Kraus’ even more recent work, not yet published, goes beyond what high-status individuals believe in order to maintain the status hierarchy and explores what they do. Consider Congress. Members’ median net worth, in 2011, was $966,000. “They’re quite wealthy individuals,” Kraus says. “And because they’re wealthy they’re likely to engage in not only these essentialistic [mental] processes, but these people actually have power to enact laws to maintain inequality.” A top adviser to the U.K.’s education secretary just produced a report arguing that “discussions on issues such as social mobility entirely ignore genetics.” He claimed that school performance is as much as 70 percent genetic and criticized England’s Sure Start program as a waste of money. (As Scott Barry Kaufman, an intelligence researcher at NYU and the author of Ungifted, points out, “Since genes are always interacting with environmental triggers, there is simply no way to parse how much of an individual child’s performance is due to nature or nurture.”)
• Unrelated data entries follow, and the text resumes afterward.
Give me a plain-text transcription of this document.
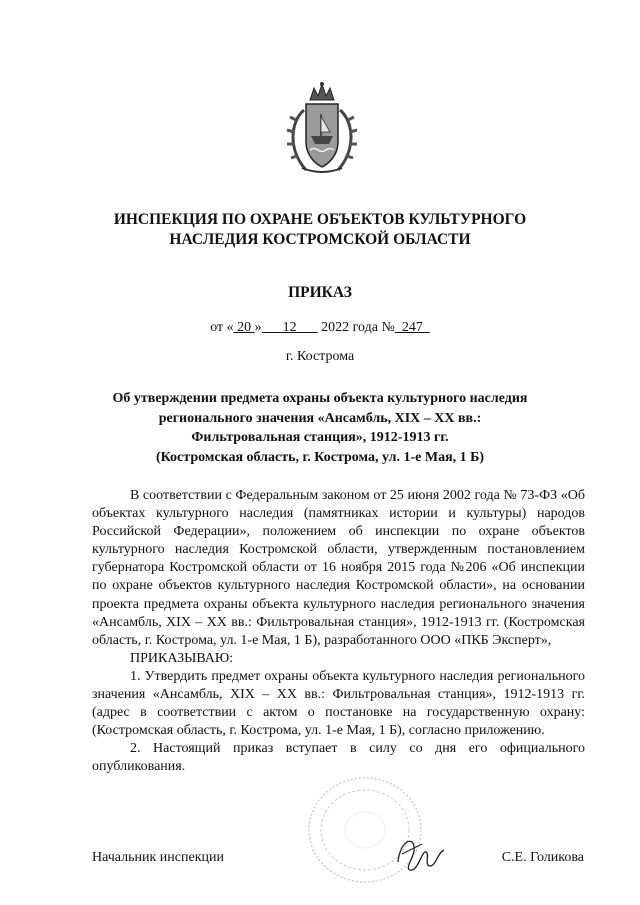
ИНСПЕКЦИЯ ПО ОХРАНЕ ОБЪЕКТОВ КУЛЬТУРНОГО
НАСЛЕДИЯ КОСТРОМСКОЙ ОБЛАСТИ
ПРИКАЗ
от « 20 »      12       2022 года №  247
г. Кострома
Об утверждении предмета охраны объекта культурного наследия
регионального значения «Ансамбль, XIX – XX вв.:
Фильтровальная станция», 1912-1913 гг.
(Костромская область, г. Кострома, ул. 1-е Мая, 1 Б)

В соответствии с Федеральным законом от 25 июня 2002 года № 73-ФЗ «Об объектах культурного наследия (памятниках истории и культуры) народов Российской Федерации», положением об инспекции по охране объектов культурного наследия Костромской области, утвержденным постановлением губернатора Костромской области от 16 ноября 2015 года №206 «Об инспекции по охране объектов культурного наследия Костромской области», на основании проекта предмета охраны объекта культурного наследия регионального значения «Ансамбль, XIX – XX вв.: Фильтровальная станция», 1912-1913 гг. (Костромская область, г. Кострома, ул. 1-е Мая, 1 Б), разработанного ООО «ПКБ Эксперт»,

ПРИКАЗЫВАЮ:

1. Утвердить предмет охраны объекта культурного наследия регионального значения «Ансамбль, XIX – XX вв.: Фильтровальная станция», 1912-1913 гг. (адрес в соответствии с актом о постановке на государственную охрану: (Костромская область, г. Кострома, ул. 1-е Мая, 1 Б), согласно приложению.

2. Настоящий приказ вступает в силу со дня его официального опубликования.

Начальник инспекции	С.Е. Голикова
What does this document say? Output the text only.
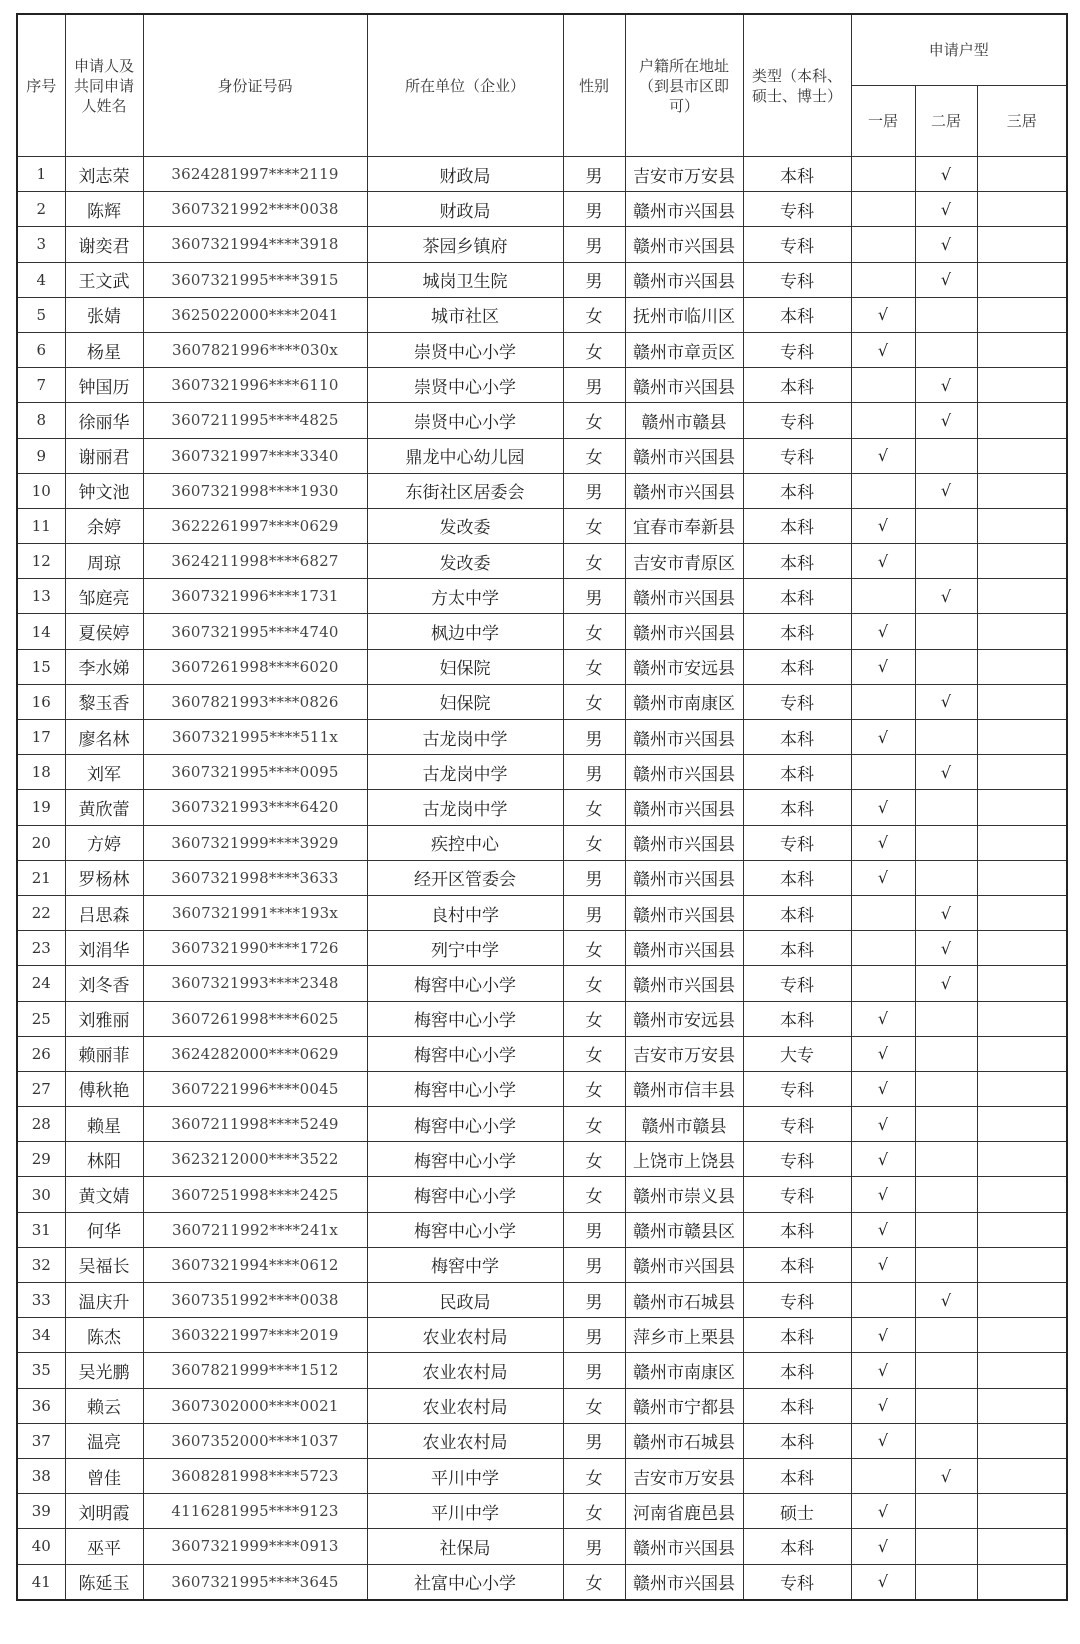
序号	申请人及共同申请人姓名	身份证号码	所在单位（企业）	性别	户籍所在地址（到县市区即可）	类型（本科、硕士、博士）	申请户型		
							一居	二居	三居
1	刘志荣	3624281997****2119	财政局	男	吉安市万安县	本科		√	
2	陈辉	3607321992****0038	财政局	男	赣州市兴国县	专科		√	
3	谢奕君	3607321994****3918	茶园乡镇府	男	赣州市兴国县	专科		√	
4	王文武	3607321995****3915	城岗卫生院	男	赣州市兴国县	专科		√	
5	张婧	3625022000****2041	城市社区	女	抚州市临川区	本科	√		
6	杨星	3607821996****030x	崇贤中心小学	女	赣州市章贡区	专科	√		
7	钟国历	3607321996****6110	崇贤中心小学	男	赣州市兴国县	本科		√	
8	徐丽华	3607211995****4825	崇贤中心小学	女	赣州市赣县	专科		√	
9	谢丽君	3607321997****3340	鼎龙中心幼儿园	女	赣州市兴国县	专科	√		
10	钟文池	3607321998****1930	东街社区居委会	男	赣州市兴国县	本科		√	
11	余婷	3622261997****0629	发改委	女	宜春市奉新县	本科	√		
12	周琼	3624211998****6827	发改委	女	吉安市青原区	本科	√		
13	邹庭亮	3607321996****1731	方太中学	男	赣州市兴国县	本科		√	
14	夏侯婷	3607321995****4740	枫边中学	女	赣州市兴国县	本科	√		
15	李水娣	3607261998****6020	妇保院	女	赣州市安远县	本科	√		
16	黎玉香	3607821993****0826	妇保院	女	赣州市南康区	专科		√	
17	廖名林	3607321995****511x	古龙岗中学	男	赣州市兴国县	本科	√		
18	刘军	3607321995****0095	古龙岗中学	男	赣州市兴国县	本科		√	
19	黄欣蕾	3607321993****6420	古龙岗中学	女	赣州市兴国县	本科	√		
20	方婷	3607321999****3929	疾控中心	女	赣州市兴国县	专科	√		
21	罗杨林	3607321998****3633	经开区管委会	男	赣州市兴国县	本科	√		
22	吕思森	3607321991****193x	良村中学	男	赣州市兴国县	本科		√	
23	刘涓华	3607321990****1726	列宁中学	女	赣州市兴国县	本科		√	
24	刘冬香	3607321993****2348	梅窖中心小学	女	赣州市兴国县	专科		√	
25	刘雅丽	3607261998****6025	梅窖中心小学	女	赣州市安远县	本科	√		
26	赖丽菲	3624282000****0629	梅窖中心小学	女	吉安市万安县	大专	√		
27	傅秋艳	3607221996****0045	梅窖中心小学	女	赣州市信丰县	专科	√		
28	赖星	3607211998****5249	梅窖中心小学	女	赣州市赣县	专科	√		
29	林阳	3623212000****3522	梅窖中心小学	女	上饶市上饶县	专科	√		
30	黄文婧	3607251998****2425	梅窖中心小学	女	赣州市崇义县	专科	√		
31	何华	3607211992****241x	梅窖中心小学	男	赣州市赣县区	本科	√		
32	吴福长	3607321994****0612	梅窖中学	男	赣州市兴国县	本科	√		
33	温庆升	3607351992****0038	民政局	男	赣州市石城县	专科		√	
34	陈杰	3603221997****2019	农业农村局	男	萍乡市上栗县	本科	√		
35	吴光鹏	3607821999****1512	农业农村局	男	赣州市南康区	本科	√		
36	赖云	3607302000****0021	农业农村局	女	赣州市宁都县	本科	√		
37	温亮	3607352000****1037	农业农村局	男	赣州市石城县	本科	√		
38	曾佳	3608281998****5723	平川中学	女	吉安市万安县	本科		√	
39	刘明霞	4116281995****9123	平川中学	女	河南省鹿邑县	硕士	√		
40	巫平	3607321999****0913	社保局	男	赣州市兴国县	本科	√		
41	陈延玉	3607321995****3645	社富中心小学	女	赣州市兴国县	专科	√		
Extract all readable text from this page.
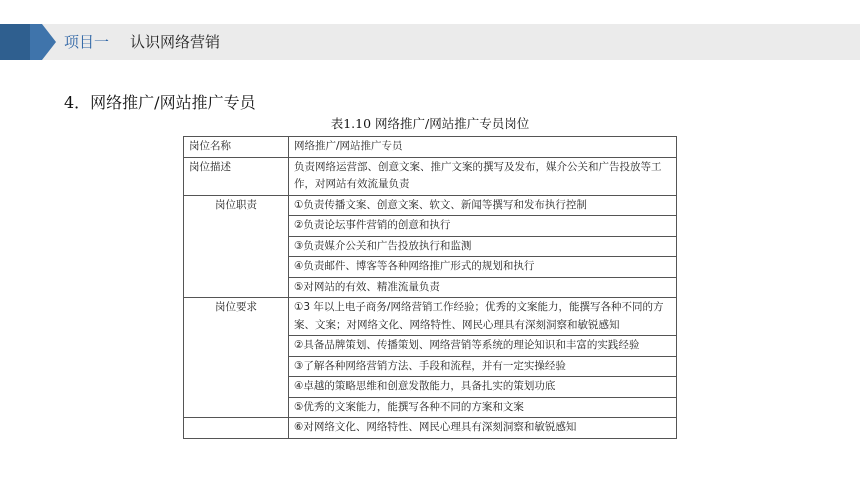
项目一 认识网络营销
4．网络推广/网站推广专员
表1.10 网络推广/网站推广专员岗位
岗位名称	网络推广/网站推广专员
岗位描述	负责网络运营部、创意文案、推广文案的撰写及发布，媒介公关和广告投放等工作，对网站有效流量负责
岗位职责	①负责传播文案、创意文案、软文、新闻等撰写和发布执行控制
	②负责论坛事件营销的创意和执行
	③负责媒介公关和广告投放执行和监测
	④负责邮件、博客等各种网络推广形式的规划和执行
	⑤对网站的有效、精准流量负责
岗位要求	①3 年以上电子商务/网络营销工作经验；优秀的文案能力，能撰写各种不同的方案、文案；对网络文化、网络特性、网民心理具有深刻洞察和敏锐感知
	②具备品牌策划、传播策划、网络营销等系统的理论知识和丰富的实践经验
	③了解各种网络营销方法、手段和流程，并有一定实操经验
	④卓越的策略思维和创意发散能力，具备扎实的策划功底
	⑤优秀的文案能力，能撰写各种不同的方案和文案
	⑥对网络文化、网络特性、网民心理具有深刻洞察和敏锐感知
It may be easy to demonize upper-class politicians as out of touch. But given how easily Kraus and Keltner triggered social class essentialism in everyday Americans, and given the frequency with which we toss around terms like white trash, redneck, welfare queen, and (across the pond) chav, we might want to question the degree to which we all see status as a marker of a deeper identity. If you were born under other circumstances, your résumé might look very different. Privilege is often invisible, especially one’s own.